IN DEEP, THE FBI, THE CIA AND THE TRUTH ABOUT AMERICA’S DEEP STATE PAR DAVID ROHDE.
W. W. NORTON & COMPANY, 352 P., 32,95 €. ★★★★★
Les trois quarts des Américains sont convaincus qu’un petit groupe de hauts fonctionnaires non élus et de militaires manipule ou dirige en secret la politique des Etats-Unis. Cette idée d’un Deep State, ou « Etat profond », qui exercerait le pouvoir réel en lieu et place des dirigeants politiques désignés par le peuple, n’est d’ailleurs pas propre aux citoyens américains. En Europe, des leaders populistes en ont aussi fait leur miel. Mais, outre-Atlantique, la situation est particulière : c’est le président lui-même qui donne corps à cette thèse.
Le Deep State existe-t-il ? Les agences de renseignement, comme le FBI ou la CIA, des membres éminents du Pentagone ou de l’administration ont-ils pris la main sur la gestion des affaires de l’Etat ? David Rohde, journaliste d’investigation, deux fois lauréat du prix Pulitzer, tente de répondre à cette question.
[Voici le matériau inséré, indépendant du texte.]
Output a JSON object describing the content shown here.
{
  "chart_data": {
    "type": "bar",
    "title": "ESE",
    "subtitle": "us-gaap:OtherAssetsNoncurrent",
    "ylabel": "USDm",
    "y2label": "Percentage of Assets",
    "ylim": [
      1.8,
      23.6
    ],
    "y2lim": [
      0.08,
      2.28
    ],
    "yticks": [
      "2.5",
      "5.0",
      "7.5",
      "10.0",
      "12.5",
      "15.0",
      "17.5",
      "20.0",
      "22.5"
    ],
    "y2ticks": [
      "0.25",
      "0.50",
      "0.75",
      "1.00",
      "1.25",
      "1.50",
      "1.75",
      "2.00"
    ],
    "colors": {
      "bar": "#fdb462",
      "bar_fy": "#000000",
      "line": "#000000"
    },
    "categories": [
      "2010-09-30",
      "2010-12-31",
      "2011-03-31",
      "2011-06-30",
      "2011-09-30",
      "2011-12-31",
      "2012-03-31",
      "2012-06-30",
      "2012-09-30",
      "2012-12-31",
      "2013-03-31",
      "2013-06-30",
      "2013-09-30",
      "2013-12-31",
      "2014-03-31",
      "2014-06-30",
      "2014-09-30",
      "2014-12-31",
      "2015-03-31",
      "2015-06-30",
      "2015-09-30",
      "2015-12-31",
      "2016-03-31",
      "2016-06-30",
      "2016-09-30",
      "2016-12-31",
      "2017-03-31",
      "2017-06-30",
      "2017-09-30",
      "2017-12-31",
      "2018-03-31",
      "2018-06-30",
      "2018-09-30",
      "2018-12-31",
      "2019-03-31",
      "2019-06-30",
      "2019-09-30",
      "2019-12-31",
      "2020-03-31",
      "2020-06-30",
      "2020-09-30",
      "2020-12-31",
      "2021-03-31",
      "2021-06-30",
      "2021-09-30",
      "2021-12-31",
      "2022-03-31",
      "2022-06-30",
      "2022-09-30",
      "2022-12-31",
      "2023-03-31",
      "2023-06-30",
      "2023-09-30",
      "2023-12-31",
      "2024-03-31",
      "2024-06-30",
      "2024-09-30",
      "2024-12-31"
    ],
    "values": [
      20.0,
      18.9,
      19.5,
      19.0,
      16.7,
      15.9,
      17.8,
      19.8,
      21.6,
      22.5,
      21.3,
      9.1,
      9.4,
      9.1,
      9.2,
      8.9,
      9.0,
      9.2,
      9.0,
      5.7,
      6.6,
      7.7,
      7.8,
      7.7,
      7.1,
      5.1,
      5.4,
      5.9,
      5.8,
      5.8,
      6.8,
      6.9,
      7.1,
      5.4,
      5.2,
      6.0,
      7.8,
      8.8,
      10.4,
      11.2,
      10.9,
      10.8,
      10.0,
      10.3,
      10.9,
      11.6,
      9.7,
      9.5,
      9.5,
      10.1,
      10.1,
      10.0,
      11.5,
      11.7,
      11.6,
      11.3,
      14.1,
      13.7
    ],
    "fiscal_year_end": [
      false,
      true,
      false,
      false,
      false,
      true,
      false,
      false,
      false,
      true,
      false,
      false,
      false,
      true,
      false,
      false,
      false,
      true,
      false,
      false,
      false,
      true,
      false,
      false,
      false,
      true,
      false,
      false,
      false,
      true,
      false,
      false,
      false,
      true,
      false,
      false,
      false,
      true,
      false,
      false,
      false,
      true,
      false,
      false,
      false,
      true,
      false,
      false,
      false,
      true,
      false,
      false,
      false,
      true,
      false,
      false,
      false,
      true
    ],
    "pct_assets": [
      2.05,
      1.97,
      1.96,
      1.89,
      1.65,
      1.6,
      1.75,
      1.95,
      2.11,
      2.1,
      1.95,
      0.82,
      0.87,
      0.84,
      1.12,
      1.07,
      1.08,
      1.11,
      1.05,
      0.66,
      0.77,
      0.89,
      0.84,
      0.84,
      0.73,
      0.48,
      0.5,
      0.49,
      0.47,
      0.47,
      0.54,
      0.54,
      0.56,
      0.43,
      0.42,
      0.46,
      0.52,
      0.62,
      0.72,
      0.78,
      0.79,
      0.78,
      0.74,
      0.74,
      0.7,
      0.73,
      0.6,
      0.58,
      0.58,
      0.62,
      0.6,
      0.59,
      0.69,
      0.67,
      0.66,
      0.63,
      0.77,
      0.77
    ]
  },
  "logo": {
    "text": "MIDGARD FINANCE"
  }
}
Il note d’abord que cette méfiance des présidents américains à l’égard de leur propre administration, du renseignement et des militaires ne date pas d’hier. A des degrés divers, Jimmy Carter, Ronald Reagan, George H. W. Bush et même Barack Obama l’ont exprimée. Mais jamais avec la violence de Donald Trump.
Plongeant dans l’histoire des services secrets, l’auteur rappelle que, en certaines occasions, ces dernières ont eu des activités condamnables : actes d’espionnage de la CIA et du FBI sur des citoyens américains dans le cadre de la guerre froide, dénoncés par la commission Church en 1976 ; affaire Iran-Contra ; fausses informations sur la détention par Saddam Hussein d’armes de destruction massive ; surveillance de masse mise en place par la NSA et révélée par Edward Snowden.
Si dérangeantes soient-elles, aucune de ces affaires ne permet d’affirmer l’existence d’un vaste Deep State, au sein duquel les agences de renseignement s’arrogeraient le droit de dicter au président la politique de la nation. Pour l’auteur, si ce concept est revenu sur le devant de la scène depuis quelques années, c’est uniquement pour des motifs politiques. Rejeter sur le gouvernement, les services secrets et le Pentagone la responsabilité de ses erreurs est une constante chez Donald Trump.
Au total, 9 millions d’Américains travaillent pour l’Etat, dont plus de 3 millions dans les activités de défense. Croire qu’ils s’échineraient à comploter contre leur chef suprême tient du fantasme. Pour une raison simple : lorsqu’il accède à la Maison-Blanche, le président américain a le pouvoir de nommer plus de 3 000 hauts fonctionnaires dont il s’est assuré de la loyauté. C’est plus que dans la plupart des autres pays démocratiques. Difficile d’imaginer qu’ils seraient des « traîtres » en puissance…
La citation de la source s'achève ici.